MASI, CERMIS E DINTORNI


Le recenti vicende del comitato civico di Masi, delle quali abbiamo dato conto recentemente su questo blog, rimandano a fatti accaduti a Tesero più o meno un quarto di secolo fa. Dall’amico Marzio Vinante, consigliere comunale di opposizione ai tempi della tragedia di Stava, abbiamo ricevuto questa lettera. È un’opinione importante, che pertanto, doverosamente, pubblichiamo, espressa dal privilegiato osservatorio di chi ha memoria storica dei fatti.


Caro Euro, ieri, passando dalla biblioteca, ho dato un’occhiata ai fogli dei giorni scorsi, per avere un quadro delle considerazioni che il giornalismo locale era riuscito a fare sull’assemblea di lunedì a Cavalese. Su ciò che avevo sentito e percepito quella sera, ho riflettuto tutti questi giorni, non maturando particolari e diverse convinzioni da quelle che istintivamente mi si erano depositate già quella sera al Consiglio. Provo a trasferirtele a grandi linee così come le ho fissate nella memoria. Per la verità avrei voluto metterle con una esposizione pensata e decorosa ma sono giù di allenamento e la “penna” non mi corre come vorrei; soprattutto ora che (da un po’ di tempo) ti leggo sull’OrcoBlog e ho modo di apprezzare la sensatezza delle tue considerazioni, sempre argomentate con precisa meticolosità e condite con quell’ironia e sarcasmo che fanno di un caffè, spesso amaro, una dolce e amabile bevanda da tempo libero.
Vengo al dunque. Alla riunione di Consiglio mi è sembrato che gli spunti di riflessione fossero nella sostanza:
1. Il Comitato e ciò che realmente lo ha spinto a fissarsi su posizioni di intransigenza;
2
. La Società Funivie;
3. Il Comune;
4. L’Ufficio dighe della PAT attraverso il suo massimo rappresentante ing. Lorengoni (?);
5. La Fondazione Stava.

Parto dal fondo:
La Fondazione. Su di essa e sul suo ruolo rimane ben poco da aggiungere dopo quello che hai scritto tu. E’ evidente che avendo opportunamente eliminato dalle sue finalità ciò che la Associazione Sinistrati si era invece prefissata come punto fondamentale e cioè il rifiuto incondizionato di qualsiasi bacino a monte dei centri abitati tanto che la questione era approdata in Consiglio a Tesero nel momento in cui (fine anni 80) l’Itap aveva in progetto un vascone di accumulo, la Fondazione assume di fatto il mero ruolo di folclore soporifero, molto efficace in un contesto di offerta turistica a 360 gradi. Ascoltando le considerazioni inviate dal suo Presidente, Graziano Lucchi, è sembrato persino magnanimo un suo paragone a Ponzio Pilato.

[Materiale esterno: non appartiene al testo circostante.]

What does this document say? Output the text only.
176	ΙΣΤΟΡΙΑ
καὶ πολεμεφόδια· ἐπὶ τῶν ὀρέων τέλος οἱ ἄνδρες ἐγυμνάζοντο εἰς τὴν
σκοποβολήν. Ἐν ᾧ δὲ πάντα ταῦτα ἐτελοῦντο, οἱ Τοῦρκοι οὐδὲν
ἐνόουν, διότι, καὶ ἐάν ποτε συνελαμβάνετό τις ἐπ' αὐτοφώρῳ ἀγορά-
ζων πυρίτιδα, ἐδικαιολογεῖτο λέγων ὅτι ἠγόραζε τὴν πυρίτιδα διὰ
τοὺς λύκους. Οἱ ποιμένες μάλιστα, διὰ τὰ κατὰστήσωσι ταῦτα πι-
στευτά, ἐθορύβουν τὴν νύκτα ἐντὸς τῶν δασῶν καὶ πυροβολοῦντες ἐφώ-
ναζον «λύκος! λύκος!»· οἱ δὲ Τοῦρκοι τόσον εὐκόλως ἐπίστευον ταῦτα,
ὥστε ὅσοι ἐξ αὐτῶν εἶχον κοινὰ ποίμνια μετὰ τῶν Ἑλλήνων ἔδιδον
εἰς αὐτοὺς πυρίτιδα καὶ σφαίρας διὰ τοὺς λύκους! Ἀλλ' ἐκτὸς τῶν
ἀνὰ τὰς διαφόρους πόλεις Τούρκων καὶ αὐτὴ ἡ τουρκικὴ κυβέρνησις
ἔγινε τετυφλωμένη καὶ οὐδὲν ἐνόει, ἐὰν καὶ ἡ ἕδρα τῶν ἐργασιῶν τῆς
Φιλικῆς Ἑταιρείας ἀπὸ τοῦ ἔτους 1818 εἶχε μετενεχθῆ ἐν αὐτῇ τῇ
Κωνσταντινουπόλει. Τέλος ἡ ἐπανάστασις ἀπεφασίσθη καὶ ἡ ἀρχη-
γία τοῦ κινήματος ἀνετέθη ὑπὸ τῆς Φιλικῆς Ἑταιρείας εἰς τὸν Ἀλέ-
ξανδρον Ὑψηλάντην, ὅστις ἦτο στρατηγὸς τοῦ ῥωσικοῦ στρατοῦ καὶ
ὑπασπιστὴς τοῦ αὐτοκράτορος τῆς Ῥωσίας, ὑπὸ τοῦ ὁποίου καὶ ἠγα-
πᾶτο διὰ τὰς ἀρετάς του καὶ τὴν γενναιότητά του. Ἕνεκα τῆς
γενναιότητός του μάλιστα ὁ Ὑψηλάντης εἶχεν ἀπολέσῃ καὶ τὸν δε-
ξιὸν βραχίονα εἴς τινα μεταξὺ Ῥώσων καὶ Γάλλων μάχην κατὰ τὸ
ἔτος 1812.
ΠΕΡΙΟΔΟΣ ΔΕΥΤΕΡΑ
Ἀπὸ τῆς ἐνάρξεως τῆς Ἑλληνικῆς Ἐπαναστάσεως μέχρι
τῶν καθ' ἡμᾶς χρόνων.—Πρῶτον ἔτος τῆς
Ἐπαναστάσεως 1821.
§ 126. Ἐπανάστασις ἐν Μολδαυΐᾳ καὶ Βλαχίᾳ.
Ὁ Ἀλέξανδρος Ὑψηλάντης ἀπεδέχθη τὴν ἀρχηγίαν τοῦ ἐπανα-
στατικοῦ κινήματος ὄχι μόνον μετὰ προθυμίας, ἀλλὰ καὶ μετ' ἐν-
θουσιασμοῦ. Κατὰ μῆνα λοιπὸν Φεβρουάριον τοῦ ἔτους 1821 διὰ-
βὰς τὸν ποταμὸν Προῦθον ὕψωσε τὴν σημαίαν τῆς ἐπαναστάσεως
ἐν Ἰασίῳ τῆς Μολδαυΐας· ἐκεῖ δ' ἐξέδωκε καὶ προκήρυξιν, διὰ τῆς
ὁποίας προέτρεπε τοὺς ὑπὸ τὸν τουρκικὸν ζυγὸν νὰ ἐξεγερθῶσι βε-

La P.A.T. La relazione sicuramente esaustiva del suo tecnico è apparsa sfacciatamente rassicurante: comunque degna più di un tecnico di parte, quale quello delle Funivie, che di un Ente sopra le parti anche se con precise finalità di controllo sia sulla localizzazione che sulla progettazione. Dalle sue parole traspariva, in modo chiaro, un senso di giudizio favorevole, quasi di soddisfazione alla costruzione dell’opera. Infatti, quel settore Pat ha senso di esistere se e soltanto se i bacini si fanno. Considerato che l’industria estrattiva e idroelettrica hanno esaurito il loro filone di sviluppo significativo, per il Servizio dighe sembra rimanere solo l’ambito sciistico come nuova piazza di lavoro.

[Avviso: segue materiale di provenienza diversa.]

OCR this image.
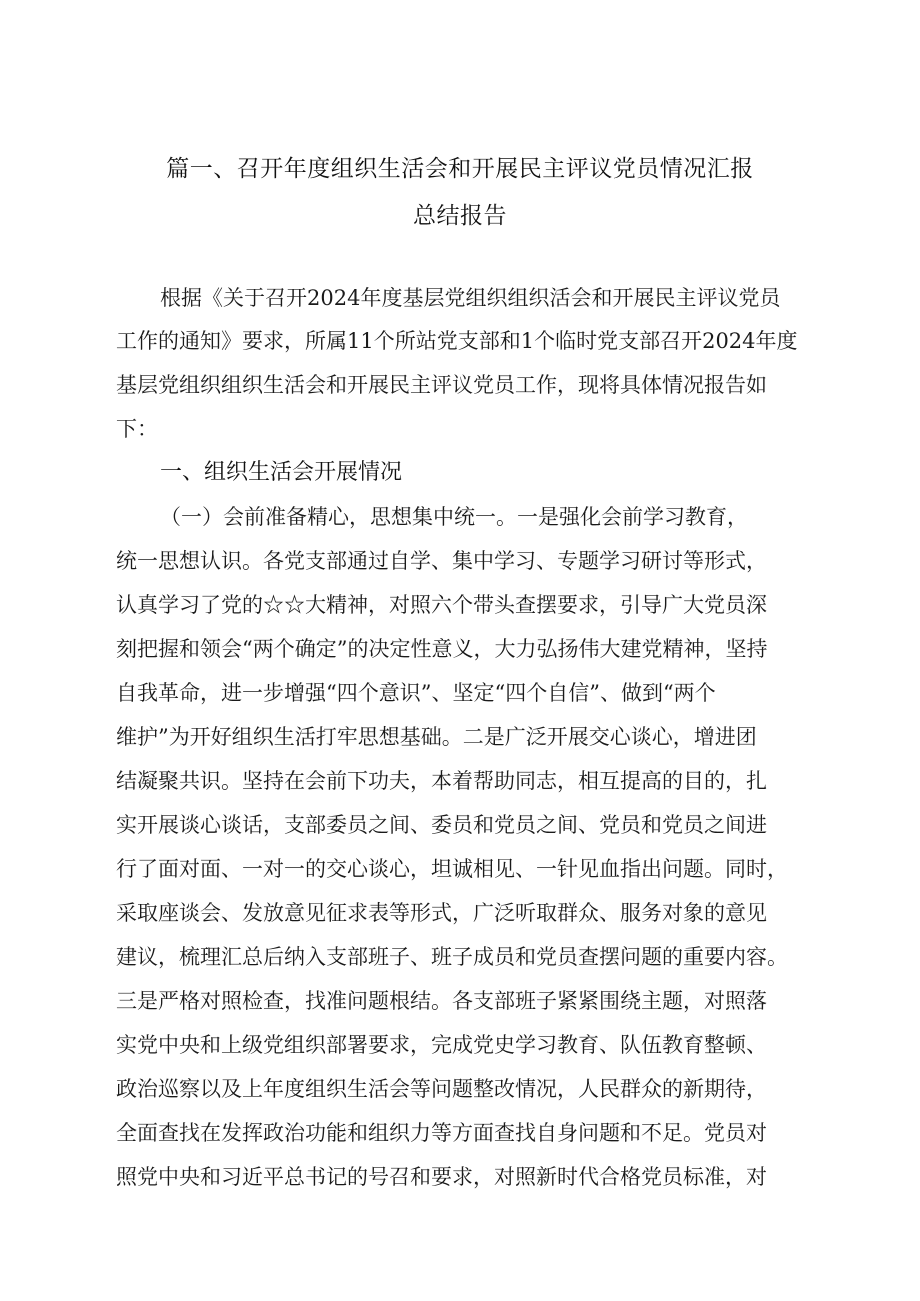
篇一、召开年度组织生活会和开展民主评议党员情况汇报
总结报告
根据《关于召开2024年度基层党组织组织活会和开展民主评议党员
工作的通知》要求，所属11个所站党支部和1个临时党支部召开2024年度
基层党组织组织生活会和开展民主评议党员工作，现将具体情况报告如
下：
一、组织生活会开展情况
（一）会前准备精心，思想集中统一。一是强化会前学习教育，
统一思想认识。各党支部通过自学、集中学习、专题学习研讨等形式，
认真学习了党的☆☆大精神，对照六个带头查摆要求，引导广大党员深
刻把握和领会“两个确定”的决定性意义，大力弘扬伟大建党精神，坚持
自我革命，进一步增强“四个意识”、坚定“四个自信”、做到“两个
维护”为开好组织生活打牢思想基础。二是广泛开展交心谈心，增进团
结凝聚共识。坚持在会前下功夫，本着帮助同志，相互提高的目的，扎
实开展谈心谈话，支部委员之间、委员和党员之间、党员和党员之间进
行了面对面、一对一的交心谈心，坦诚相见、一针见血指出问题。同时，
采取座谈会、发放意见征求表等形式，广泛听取群众、服务对象的意见
建议，梳理汇总后纳入支部班子、班子成员和党员查摆问题的重要内容。
三是严格对照检查，找准问题根结。各支部班子紧紧围绕主题，对照落
实党中央和上级党组织部署要求，完成党史学习教育、队伍教育整顿、
政治巡察以及上年度组织生活会等问题整改情况，人民群众的新期待，
全面查找在发挥政治功能和组织力等方面查找自身问题和不足。党员对
照党中央和习近平总书记的号召和要求，对照新时代合格党员标准，对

Il Comune. Attraverso il suo Consiglio ha scelto la via più scontata, per la quale le frasi spendibili sono quelle standard: sviluppo, posti di lavoro, posti letto, alberghi che devono chiudere, certezza stagionale eccetera. Dimostrando ancora una volta di non essere in grado di spostare l’argomentare su altri piani quali l’etica, il territorio, i sentimenti di paura, la perdita di valori: in definitiva la vivibilità del territorio. Direi di più. Il Comune ha accettato, di fatto, di essere umiliato non per 60mila mc. ma per “soli” 10mila. Infatti, in fase di pianificazione, quindi molto prima che la società Funivie avanzasse (8 e più anni fa) le proprie richieste di accumulo d’acqua, egli aveva già previsto con “ragionevole lungimiranza” una necessità di 20mila. Si può obiettare che sicuramente non sarebbero stati quei 10mila metri cubi di capienza in più, (1/6 di quella richiesta dalla Funivie) che se non concessi, avrebbero portato la Società a vivere difficoltà insormontabili in fase di neve programmata.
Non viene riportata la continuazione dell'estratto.